I’m not an architect, but I’d guess that to become a successful one you spend a long while on the basic techniques, start trying things that haven’t been done before, move on when they don’t work and after some time of this end up confident, capable and with a unique, distinctive style. It’s a necessary process if you want an original voice but you probably wouldn’t want to live in any of the early experiments. This EP, hot on the heels of their excellent ‘The Superhero EP’, is a musical equivalent of this phenomenon: three quick-fire songs, this time all done in under nine minutes, which see the band expanding their stylistic palette with confidence and aplomb but not always with unqualified success.
‘Christopher’ begins the EP with a lively African groove, a sparsely arranged bed for the band’s excellent harmony vocals to draw a portrait of a wannabe hipster which is unusually cynical for the band. There’s a rather unexpected and incongruous synth solo in a different key from the rest of the track and a kick-ass run in to the very brief chorus but otherwise it just feels a bit insubstantial. ‘Elton John’ – track two, not a special guest – bursts straight in with an enormous distorted squelchy synth riff which is winningly distinctive but ultimately grates with repetition, and the rest of the band take inspiration from Barry Manilow’s ‘Copacabana’ and explore their own lounge disco reverie. The vocals are, as ever, solid and lush and save the song from being, well, borderline unlistenable.
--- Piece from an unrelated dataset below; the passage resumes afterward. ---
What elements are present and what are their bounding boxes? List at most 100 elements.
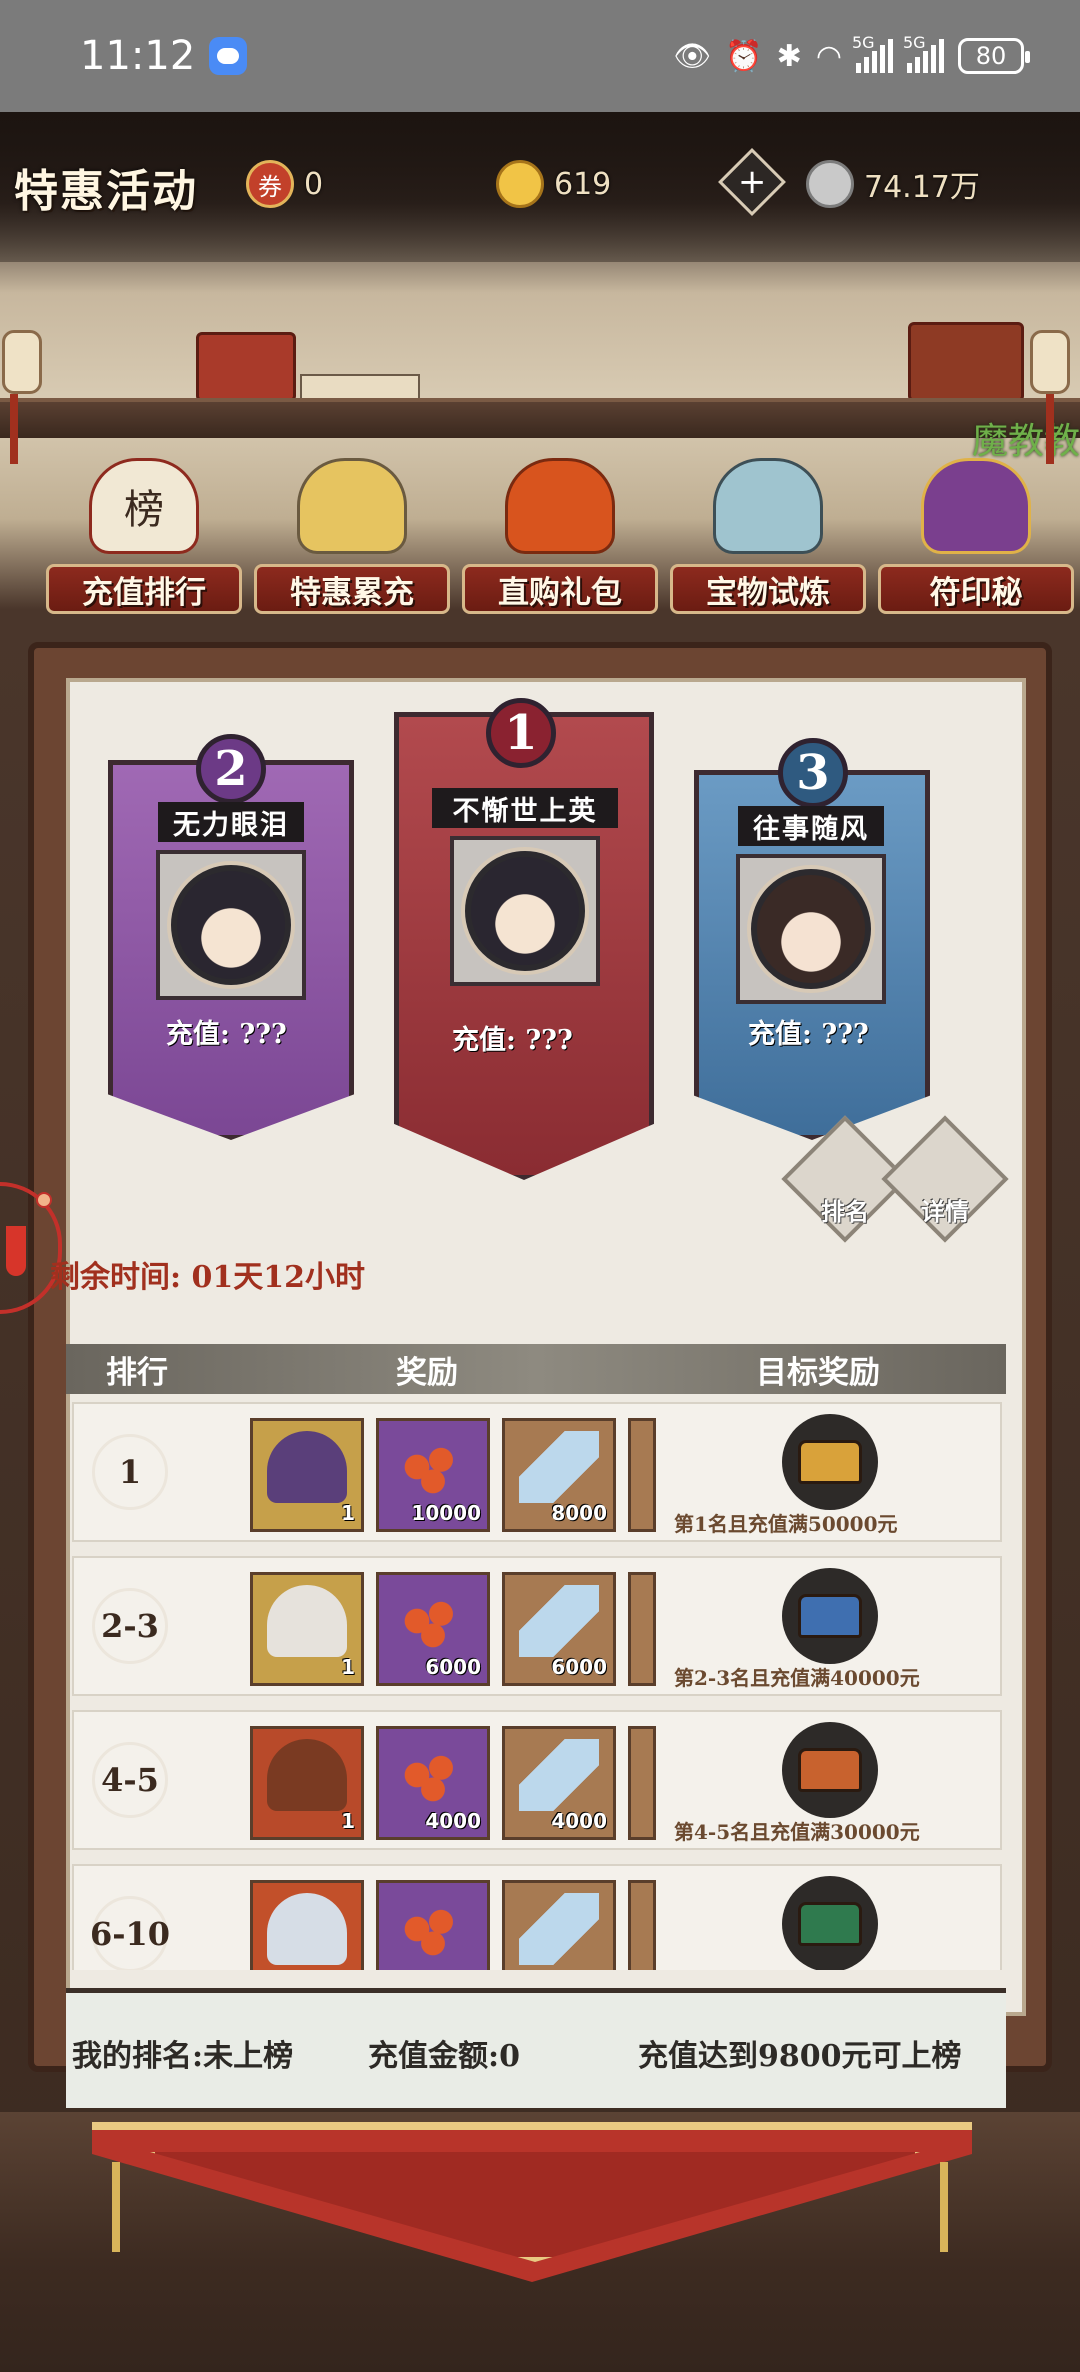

But EP closer ‘Plastic’ is back in safer Alphabet Backwards territory: they let the acoustic guitar back in to drive a high-speed summer ballad. After the previous two tracks it’s refreshing and energising: it’s vivacious, impatient, wide-eyed, boundlessly energetic, very pretty and very confident, with the excitement of someone who’s just mastered a new skill and can’t wait to show it off. The structure, story, performance and production are perfect and it’s the standout track by some margin, but that’s not to dismiss the other two tracks – this wouldn’t be nearly as interesting a record without them. ‘Elton John’ feels like the band’s equivalent of Stornoway’s ‘The Good Fish Guide’, distinctive enough to become a live favourite (if it isn’t already) but irritating enough that it should possibly be quietly forgotten when the band are doing bigger things – which they’ll be doing before too long at this rate. A few quick-fire EPs like this and the band should quickly have the chops, the nous and the experience to put together a cracking album. This EP is a ‘forgotten gem’ in the making; buy it, keep it, file it and then dig it out when the band are touring the world. It’s a bold experiment that doesn’t always work, but then the most exciting things are based on experiments that don’t work, and Alphabet Backwards are still a pretty damn exciting thing.